A provincial court in southern Thailand has sentenced a man to 35 years in jail for trafficking nearly 100 Rohingya refugees, some of whom had died from suffocation.
The provincial court of the southern province of Nakhon Si Thammarat on Wednesday, 31 August 2016, sentenced Sunon Saengthong, an alleged human trafficker, to 35 years imprisonment and a fine of 666,000 baht, the Migrant Working Group reported.
The court handed one year jail terms to Suriya Yodrak and Warachai Chadathong, Sunon’s collaborators. Suriya’s jail term, however, was halved to six months because he pleaded guilty.
The three were accused of being involved in the trafficking of a group 98 Rohingyas refugees (30 men, 26 women and 42 minors younger than 15 years) on 11 January 2015 from Ranong to Songkhla Province, passing through Hua Sai District. Among the refugees, some were found dead from suffocation.
Sunon was convicted of offences under the 2008 Anti-Trafficking in Persons Act for trafficking people — including children younger than 15 years of age — and for offences related to liberty due to having enslaved or forced a person to work. He was also charged for crimes under the 1979 Immigration Act for bringing, harboring and providing illegal immigrants a hiding place.
Sunon’s conviction was attributed to major evidence showing the bank transactions and telephone contacts of a trafficking syndicate, some of whose victims had been rescued in Songkhla.
As for Suriya and Warachai, they were only convicted of the Immigration Act for collaborating with Sunnon.
Thailand’s Immigration Act does not recognise refugees, even though thousands of refugees and asylum seekers enter Thailand legally and illegally each year.

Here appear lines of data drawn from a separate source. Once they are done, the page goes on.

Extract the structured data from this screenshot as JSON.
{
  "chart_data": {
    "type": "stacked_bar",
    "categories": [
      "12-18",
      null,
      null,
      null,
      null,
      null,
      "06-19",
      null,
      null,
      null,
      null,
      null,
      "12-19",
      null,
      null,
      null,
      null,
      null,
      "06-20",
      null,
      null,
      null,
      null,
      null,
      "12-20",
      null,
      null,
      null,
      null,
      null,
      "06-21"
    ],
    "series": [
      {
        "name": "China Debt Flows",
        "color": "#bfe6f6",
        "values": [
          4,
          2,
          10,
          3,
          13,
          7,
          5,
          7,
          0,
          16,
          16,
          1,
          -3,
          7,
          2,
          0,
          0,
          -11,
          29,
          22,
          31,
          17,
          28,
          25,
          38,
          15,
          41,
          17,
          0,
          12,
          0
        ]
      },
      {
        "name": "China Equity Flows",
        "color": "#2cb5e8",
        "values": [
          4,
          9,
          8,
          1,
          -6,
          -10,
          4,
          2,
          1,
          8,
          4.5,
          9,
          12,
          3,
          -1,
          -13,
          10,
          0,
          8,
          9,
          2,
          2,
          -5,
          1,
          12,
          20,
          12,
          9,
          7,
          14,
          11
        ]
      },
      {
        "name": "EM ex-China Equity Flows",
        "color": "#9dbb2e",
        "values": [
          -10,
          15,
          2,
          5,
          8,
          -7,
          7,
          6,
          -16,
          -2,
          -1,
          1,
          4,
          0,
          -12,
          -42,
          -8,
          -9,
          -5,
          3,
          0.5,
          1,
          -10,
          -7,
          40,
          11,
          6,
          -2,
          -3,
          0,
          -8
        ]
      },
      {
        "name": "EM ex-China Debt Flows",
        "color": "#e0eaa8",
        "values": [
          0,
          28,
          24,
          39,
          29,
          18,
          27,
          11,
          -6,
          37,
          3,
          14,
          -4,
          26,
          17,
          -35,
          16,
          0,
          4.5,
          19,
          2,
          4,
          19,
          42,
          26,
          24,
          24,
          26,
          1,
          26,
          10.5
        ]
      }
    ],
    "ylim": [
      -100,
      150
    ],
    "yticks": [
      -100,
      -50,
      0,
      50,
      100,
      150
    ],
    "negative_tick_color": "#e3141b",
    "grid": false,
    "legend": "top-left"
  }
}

Since the state does not provide any formal recognition or services for refugees, many are forced to go underground and in many cases fall prey to human traffickers.
According to Veerawit Tianchainan, the founder and executive director of the Thai Committee for Refugees Foundation (TCR), there are thousands of other refugees besides the Rohingya who have fled war, persecution and poverty and who are now awaiting resettlement in third-party countries. Many stay illegally in Thailand in fear of being arrested by authorities.